Yes, on the one hand, cars make the road dangerous. On the other hand - it's still so convenient! Especially in cities where the distance is longer, and you need to travel by public transport with a transfer!

But electric cars are definitely good. Otherwise it will soon be impossible to breathe in the cities.

In general I think cars are less useful in cities than on the country side.

In cities there are traffic jams, there are red lights, and it's difficult to find parking, often one ends up with long walking distance from wherever one found a place to park and to the destination. When counting door-to-door time, the bike often tends to be the fastest option here in Oslo, at least during the traffic peaks. It seems like the best option is to have a foldable bike and travel the bigger distances by train.

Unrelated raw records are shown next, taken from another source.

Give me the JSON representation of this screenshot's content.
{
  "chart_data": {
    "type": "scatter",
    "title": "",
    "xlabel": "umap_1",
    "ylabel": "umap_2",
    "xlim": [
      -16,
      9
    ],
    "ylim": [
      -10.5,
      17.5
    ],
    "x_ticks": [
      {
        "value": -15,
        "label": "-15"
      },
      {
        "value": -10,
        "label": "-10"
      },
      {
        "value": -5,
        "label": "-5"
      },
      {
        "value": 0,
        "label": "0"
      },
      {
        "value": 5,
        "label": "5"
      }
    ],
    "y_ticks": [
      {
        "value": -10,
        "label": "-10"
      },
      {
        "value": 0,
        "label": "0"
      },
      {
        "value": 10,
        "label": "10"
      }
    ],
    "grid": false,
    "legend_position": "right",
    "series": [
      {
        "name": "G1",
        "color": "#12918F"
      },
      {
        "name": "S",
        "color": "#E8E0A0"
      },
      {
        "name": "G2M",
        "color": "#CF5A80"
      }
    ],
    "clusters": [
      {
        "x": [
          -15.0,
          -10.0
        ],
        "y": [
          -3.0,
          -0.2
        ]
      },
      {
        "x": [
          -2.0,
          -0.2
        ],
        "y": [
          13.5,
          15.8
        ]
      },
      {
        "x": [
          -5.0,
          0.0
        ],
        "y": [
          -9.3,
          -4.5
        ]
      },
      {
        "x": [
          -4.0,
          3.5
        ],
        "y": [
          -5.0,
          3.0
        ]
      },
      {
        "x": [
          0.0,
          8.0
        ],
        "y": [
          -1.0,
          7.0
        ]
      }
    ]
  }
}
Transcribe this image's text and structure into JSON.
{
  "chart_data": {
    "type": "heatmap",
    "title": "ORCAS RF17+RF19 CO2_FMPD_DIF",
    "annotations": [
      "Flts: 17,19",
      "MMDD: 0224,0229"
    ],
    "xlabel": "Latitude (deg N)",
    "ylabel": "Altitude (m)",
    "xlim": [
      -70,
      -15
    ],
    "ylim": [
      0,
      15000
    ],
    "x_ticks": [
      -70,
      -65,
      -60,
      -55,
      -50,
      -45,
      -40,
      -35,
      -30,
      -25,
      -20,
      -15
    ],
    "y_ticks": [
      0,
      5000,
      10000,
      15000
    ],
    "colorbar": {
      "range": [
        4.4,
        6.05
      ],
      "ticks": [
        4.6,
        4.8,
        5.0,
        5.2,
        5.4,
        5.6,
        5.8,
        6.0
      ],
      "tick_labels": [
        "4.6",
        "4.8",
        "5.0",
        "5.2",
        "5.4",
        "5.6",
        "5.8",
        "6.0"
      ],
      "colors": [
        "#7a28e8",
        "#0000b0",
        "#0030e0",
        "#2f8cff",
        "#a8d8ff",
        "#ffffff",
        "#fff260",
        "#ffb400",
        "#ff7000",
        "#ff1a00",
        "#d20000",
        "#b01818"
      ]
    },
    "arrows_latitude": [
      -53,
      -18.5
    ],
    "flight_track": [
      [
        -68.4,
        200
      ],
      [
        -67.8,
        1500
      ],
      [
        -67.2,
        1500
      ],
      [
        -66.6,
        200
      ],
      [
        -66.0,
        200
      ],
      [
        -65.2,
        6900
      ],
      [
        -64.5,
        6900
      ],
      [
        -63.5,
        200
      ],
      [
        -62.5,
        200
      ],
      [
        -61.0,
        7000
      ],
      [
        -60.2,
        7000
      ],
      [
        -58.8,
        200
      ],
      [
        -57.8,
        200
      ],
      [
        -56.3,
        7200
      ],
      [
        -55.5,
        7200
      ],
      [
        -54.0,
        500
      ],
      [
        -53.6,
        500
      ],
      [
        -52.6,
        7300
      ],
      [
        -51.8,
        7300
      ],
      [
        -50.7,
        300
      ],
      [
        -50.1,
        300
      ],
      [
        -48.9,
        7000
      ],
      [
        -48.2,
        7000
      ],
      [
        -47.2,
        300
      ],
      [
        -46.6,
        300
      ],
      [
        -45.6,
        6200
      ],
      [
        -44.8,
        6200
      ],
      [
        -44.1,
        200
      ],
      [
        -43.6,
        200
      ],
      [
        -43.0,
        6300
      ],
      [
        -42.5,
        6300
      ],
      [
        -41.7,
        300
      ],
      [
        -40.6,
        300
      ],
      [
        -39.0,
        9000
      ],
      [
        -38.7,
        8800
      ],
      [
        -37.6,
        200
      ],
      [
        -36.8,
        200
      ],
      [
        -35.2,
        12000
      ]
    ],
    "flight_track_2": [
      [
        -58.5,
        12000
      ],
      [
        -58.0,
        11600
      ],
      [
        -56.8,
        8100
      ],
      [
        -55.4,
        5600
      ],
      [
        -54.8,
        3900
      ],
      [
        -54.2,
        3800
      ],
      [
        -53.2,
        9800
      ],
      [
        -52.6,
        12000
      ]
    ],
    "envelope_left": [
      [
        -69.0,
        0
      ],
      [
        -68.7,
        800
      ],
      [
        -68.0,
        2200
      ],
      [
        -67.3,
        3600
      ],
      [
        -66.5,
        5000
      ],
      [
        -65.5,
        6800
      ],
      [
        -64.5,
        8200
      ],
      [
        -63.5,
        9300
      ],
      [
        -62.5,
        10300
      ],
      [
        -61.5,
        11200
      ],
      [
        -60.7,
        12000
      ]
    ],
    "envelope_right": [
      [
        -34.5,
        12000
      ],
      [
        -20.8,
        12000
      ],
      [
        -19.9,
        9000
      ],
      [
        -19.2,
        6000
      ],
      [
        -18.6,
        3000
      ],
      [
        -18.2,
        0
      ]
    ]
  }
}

On the country side, in small towns and villages, one can just jump into the car, drive directly where one wants and park there, very convenient indeed.

In the cities at least it's possible to travel by public transport with a transfer. At the country side one may find that the bus only goes twice a day, and not at all on Sundays.

Indeed, the distances may be quite large in the bigger cities ... in my home town (as a child) we could go pretty much wherever we wanted with a ten, maximum fifteen minutes drive, driving from one end of Oslo to the other may take like half an hour on a Sunday (depending on how one chooses to define "Oslo"), much more during the traffic peaks. My wife is from St.Petersburg, distances are like crazy over there. But still ... how often does one really need to go from one end to the other? Indeed, quite many people live in one end of the city and works at the other - but far from everyone, quite many are working locally. Driving from one end to the other is quite comparable to driving from one small town to another. Daily shopping ... out of milk, even from our home here in Oslo my wife often ends up driving to the shop to solve that issue, in St.Petersburg, almost no matter where one lives, it will be quicker to go by feet than to take the car for buying common food products.